Concepts like police abolition which are so unfamiliar to us they are instantly uncomfortable. I implore you to search for videos of stop and search by metropolitan police in London, the extreme rate at which young black boys are nonchalantly suspected, stopped and searched  has led to extreme fear and hatred for the law by these persecuted youth. Yet the first response, and, sadly, the most compelling response for an ignorant electorate is more ‘law and order’ – any  conversation about police wrongdoing is swiftly swept away.

We wouldn’t have forgotten Rashan Charles if it weren’t for these systems of concealment.

Rod Charles, a retired Chief Inspector of the Metropolitan Police and Rashan’s great uncle accused the IPCC of misleading by ‘omission’, pointing out that the initial statement of the police was a clear attempt to deflect attention from BX47’s brutality. The police’s instinctive reaction was to cuddle BX47 and point the finger at Rashan for “trying to swallow an object,” it was him! “Without explicitly saying so, it suggests Rashan is a drug dealer. According to this framing, the police officer is the rescuer who “intervenes” to prevent Rashan harming himself, but sadly fails.” 

Rashan is already paralysed by a chokehold when BX47 turns on his body worn camera just in time to be recorded saying “spit it out” and then “breathe, breathe, breathe.” Soon after, Witness 1 is recorded saying: “He’s just putting it on,” to which BX47 replies, “No he’s not.” When the officer lands heavily on top of Rashan’s body, with an arm wrapped around his neck, the claim of preventing self-harm became a farce.  

Besides the all too obvious tactics of framing Rashan as a potentially dangerous criminal, the Met’s response was resolute and deployed an arsenal of concealment tactics.

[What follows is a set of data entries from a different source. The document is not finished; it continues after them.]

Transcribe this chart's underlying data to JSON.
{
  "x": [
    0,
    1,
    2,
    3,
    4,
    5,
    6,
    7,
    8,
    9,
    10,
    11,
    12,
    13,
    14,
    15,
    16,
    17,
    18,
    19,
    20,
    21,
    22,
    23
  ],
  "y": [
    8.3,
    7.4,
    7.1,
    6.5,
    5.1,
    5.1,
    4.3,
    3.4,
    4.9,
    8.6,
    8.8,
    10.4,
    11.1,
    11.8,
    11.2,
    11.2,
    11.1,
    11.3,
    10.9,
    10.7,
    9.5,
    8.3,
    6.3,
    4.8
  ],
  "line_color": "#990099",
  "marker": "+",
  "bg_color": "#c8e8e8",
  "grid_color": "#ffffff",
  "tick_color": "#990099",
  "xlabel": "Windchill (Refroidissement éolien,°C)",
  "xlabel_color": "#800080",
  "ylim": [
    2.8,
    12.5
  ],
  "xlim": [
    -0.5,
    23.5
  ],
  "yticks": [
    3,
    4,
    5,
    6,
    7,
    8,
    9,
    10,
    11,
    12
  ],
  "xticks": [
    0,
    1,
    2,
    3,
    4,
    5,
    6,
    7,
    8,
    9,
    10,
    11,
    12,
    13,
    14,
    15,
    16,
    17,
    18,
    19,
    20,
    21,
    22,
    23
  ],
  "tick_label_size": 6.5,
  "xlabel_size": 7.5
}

The two ‘expert witnesses’ that were called to scrutinise BX47’s actions were employees of the Met. The barrister hired to represent BX47 is described by his chambers as “the go-to counsel for prosecuting or defending police officers in serious misconduct cases” and represented the three match commanders at the Hillsborough Inquest. After the officers were granted anonymity on the basis that “angry tweets attacking the police” posed a “direct threat to officers’ lives”, the press and public were separated by a large black curtain and could only listen to court proceedings. 

Imran Khan, the family’s barrister said: “The tragic and untimely death of Rashan could have been an opportunity for learning lessons so that abhorrent practices could be fundamentally changed. That opportunity now appears to have been lost with the risk that such an event might happen again.”

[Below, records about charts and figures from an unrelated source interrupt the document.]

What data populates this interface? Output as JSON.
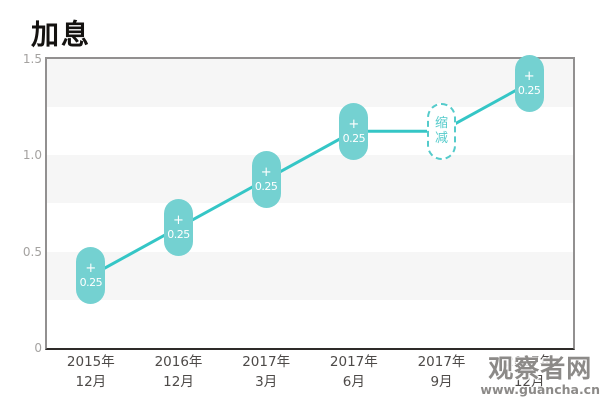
{
  "title": "加息",
  "watermark": {
    "name": "观察者网",
    "url": "www.guancha.cn"
  },
  "chart_data": {
    "type": "line",
    "title": "加息",
    "categories": [
      [
        "2015年",
        "12月"
      ],
      [
        "2016年",
        "12月"
      ],
      [
        "2017年",
        "3月"
      ],
      [
        "2017年",
        "6月"
      ],
      [
        "2017年",
        "9月"
      ],
      [
        "2017年",
        "12月"
      ]
    ],
    "values": [
      0.375,
      0.625,
      0.875,
      1.125,
      1.125,
      1.375
    ],
    "points": [
      {
        "marker": "pill-filled",
        "label_lines": [
          "+",
          "0.25"
        ],
        "range": [
          0.25,
          0.5
        ]
      },
      {
        "marker": "pill-filled",
        "label_lines": [
          "+",
          "0.25"
        ],
        "range": [
          0.5,
          0.75
        ]
      },
      {
        "marker": "pill-filled",
        "label_lines": [
          "+",
          "0.25"
        ],
        "range": [
          0.75,
          1.0
        ]
      },
      {
        "marker": "pill-filled",
        "label_lines": [
          "+",
          "0.25"
        ],
        "range": [
          1.0,
          1.25
        ]
      },
      {
        "marker": "pill-dashed",
        "label_lines": [
          "缩",
          "减"
        ],
        "range": [
          1.0,
          1.25
        ]
      },
      {
        "marker": "pill-filled",
        "label_lines": [
          "+",
          "0.25"
        ],
        "range": [
          1.25,
          1.5
        ]
      }
    ],
    "ylim": [
      0,
      1.5
    ],
    "yticks": [
      {
        "value": 0,
        "label": "0"
      },
      {
        "value": 0.5,
        "label": "0.5"
      },
      {
        "value": 1.0,
        "label": "1.0"
      },
      {
        "value": 1.5,
        "label": "1.5"
      }
    ],
    "grid_bands": [
      [
        0.25,
        0.5
      ],
      [
        0.75,
        1.0
      ],
      [
        1.25,
        1.5
      ]
    ],
    "legend": false,
    "colors": {
      "line": "#35c6c6",
      "marker_fill": "#74d1d1",
      "marker_text": "#ffffff",
      "dashed_marker": "#55cbcb",
      "band": "#f6f6f6",
      "border": "#929090",
      "axis": "#2e2b29"
    }
  }
}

But we can fight forgetfulness. We can act by remembering; declining to forget. Reminding ourselves that hierarchies based on skin colour are an ancient and repugnant weapon. Remembering that we must continue to learn and resist the concealment of our vicious imperial history and its inheritance of racism and classism. Remembering that there are many amongst us that simply cannot trust the police, that they have always been failed by an institution meant to protect us. Remember, when you see police conducting a stop and search, to stand by and simply watch – be present so that if unnecessary violence is deployed you can remind the officer that they do not matter any more than this person. 

Or if your memory can’t be trusted, paying organisations that remember for you.


Thanks to the work of Clare Sambrook and Rebecca Omonira-Oyqkanmi for their steadfast investigation into Rashan Charles's case at Shine A Light.